Loss of synchronized network of Yin and Yang of effective immunity is intimately entangled with energy drain and electronic charges of important proteins for integrity of intra-, extra-cellular membrane structures. It is suggested that the altered (increased) entropy or temperature creates ‘dark energy’ around cancer masses and drain energy from neighboring normal tissues. The differential bioenergetics that are required for maintenance of circadian rhythms in health could be shifted/switched under oxidative stress, during the induction of tolerance and mitochondrial shutdown in exchange for increased glycolysis, enhanced growth of cancer cells and associated increase in entropy and temperature. The shifts in energy distribution and enhanced entropy around cancerous cells (‘dark energy’) could alter energy requiring events of protein electrical charges (e.g., negative charges, H-bonds, hydrophobic/hydrophilic ratios) for proper cellular functions. It is further suggested that impaired electrical charges could adversely influence protein folding that would alter a number of cellular activities (e.g., water, nutrient and ions channels, transporters, structural proteins). Cumulatively, altered energy-requiring biological activities could limit energy utilization in normal neighboring cells, a potential factor in symptom of fatigue observed in cancer patients. Enhanced ‘dark energy’ and entropy create asymmetry that could force the normal cells from oscillating at required energy (loss of biorhythms) for cell survival (Fig. 5) (manuscript in preparation). The extent of progressive complex interactions between growth of tumor cells and host environment could dictate and direct clinical response outcomes. Potential influence of oxidative stress in shifting the ratios of innate/adaptive production of mTORC1/mTORC2 during induction of tolerance and activation of Crabtree and/or Pasteur Effects in creating differential entropy and ‘dark energy’ and disorderly growth of cancer masses are important topics that require systematic studies for effective control of cancer cell growth.

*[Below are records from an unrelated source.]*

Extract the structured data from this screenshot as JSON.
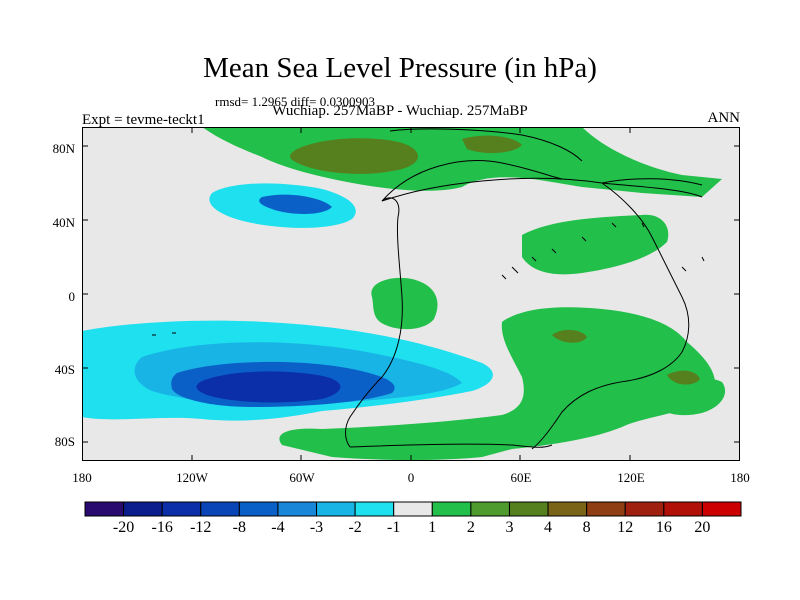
{
  "header": {
    "title": "Mean Sea Level Pressure (in hPa)",
    "stats": "rmsd= 1.2965 diff= 0.0300903",
    "subtitle": "Wuchiap. 257MaBP - Wuchiap. 257MaBP",
    "left_label": "Expt = tevme-teckt1",
    "right_label": "ANN"
  },
  "axes": {
    "lat_ticks": [
      "80N",
      "40N",
      "0",
      "40S",
      "80S"
    ],
    "lon_ticks": [
      "180",
      "120W",
      "60W",
      "0",
      "60E",
      "120E",
      "180"
    ]
  },
  "colorbar": {
    "labels": [
      "-20",
      "-16",
      "-12",
      "-8",
      "-4",
      "-3",
      "-2",
      "-1",
      "1",
      "2",
      "3",
      "4",
      "8",
      "12",
      "16",
      "20"
    ],
    "colors": [
      "#2a0a6e",
      "#0b1c8c",
      "#0a2fa8",
      "#0a45b8",
      "#0b60c8",
      "#1a86d8",
      "#19b4e6",
      "#1ee0ee",
      "#e8e8e8",
      "#22bf4a",
      "#4f9b2e",
      "#56801e",
      "#7a6418",
      "#8e3e12",
      "#a02010",
      "#b01008",
      "#cc0000"
    ]
  },
  "colors": {
    "land_bg": "#e8e8e8",
    "positive_1": "#22bf4a",
    "positive_3": "#56801e",
    "negative_1": "#1ee0ee",
    "negative_2": "#19b4e6",
    "negative_4": "#0b60c8",
    "negative_8": "#0a2fa8"
  }
}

For over six decades the reductionist approaches of decision makers in cancer science popularized the notion that cancer is too many diseases (100, 200 or 1000); cancer is too complex to solve; that they have made ‘extraordinary advances’ and need more money to further progress on the war against cancer. The decision makers now make up other stories that they need to aggregate and share data and require more resources and time to solve cancer mystery. The truth about claims of ‘targeted’ therapy based on identification of endless defective molecular entities is that such mindless and chaotic approaches failed patients at the rate of 90% (±5), costing the loss of millions of precious lives and financial toxicity to the society. All relevant data are available in various medical and basic science disciplines. Integration of quality data on how cancer is initiated has been practically ignored and its systematic investigations are not allowed when competent professionals propose more logical and cost-effective studies to help understand cancer biology and how to prevent or treat it. As author presented in the last couple of decades, analyses of data from her accidental discoveries on experimental models of ocular inflammatory diseases and extension of relevant data on multidisciplinary fields of medical and immunological sciences suggest that cancer is only one disease. Disorderly growth of cancer cells is the results of loss of autonomic and synchronized balance in tumoricidal (Yin) and tumorigenic (Yang) properties of immunity to arrest cancer cells. Loss of differential bioenergetics in Yin (high energy, tumoricidal) and Yang (low energy, tumorigenic) pathways often leads to ‘mild’, ‘moderate’ or ‘severe’ immune disorders or cancer.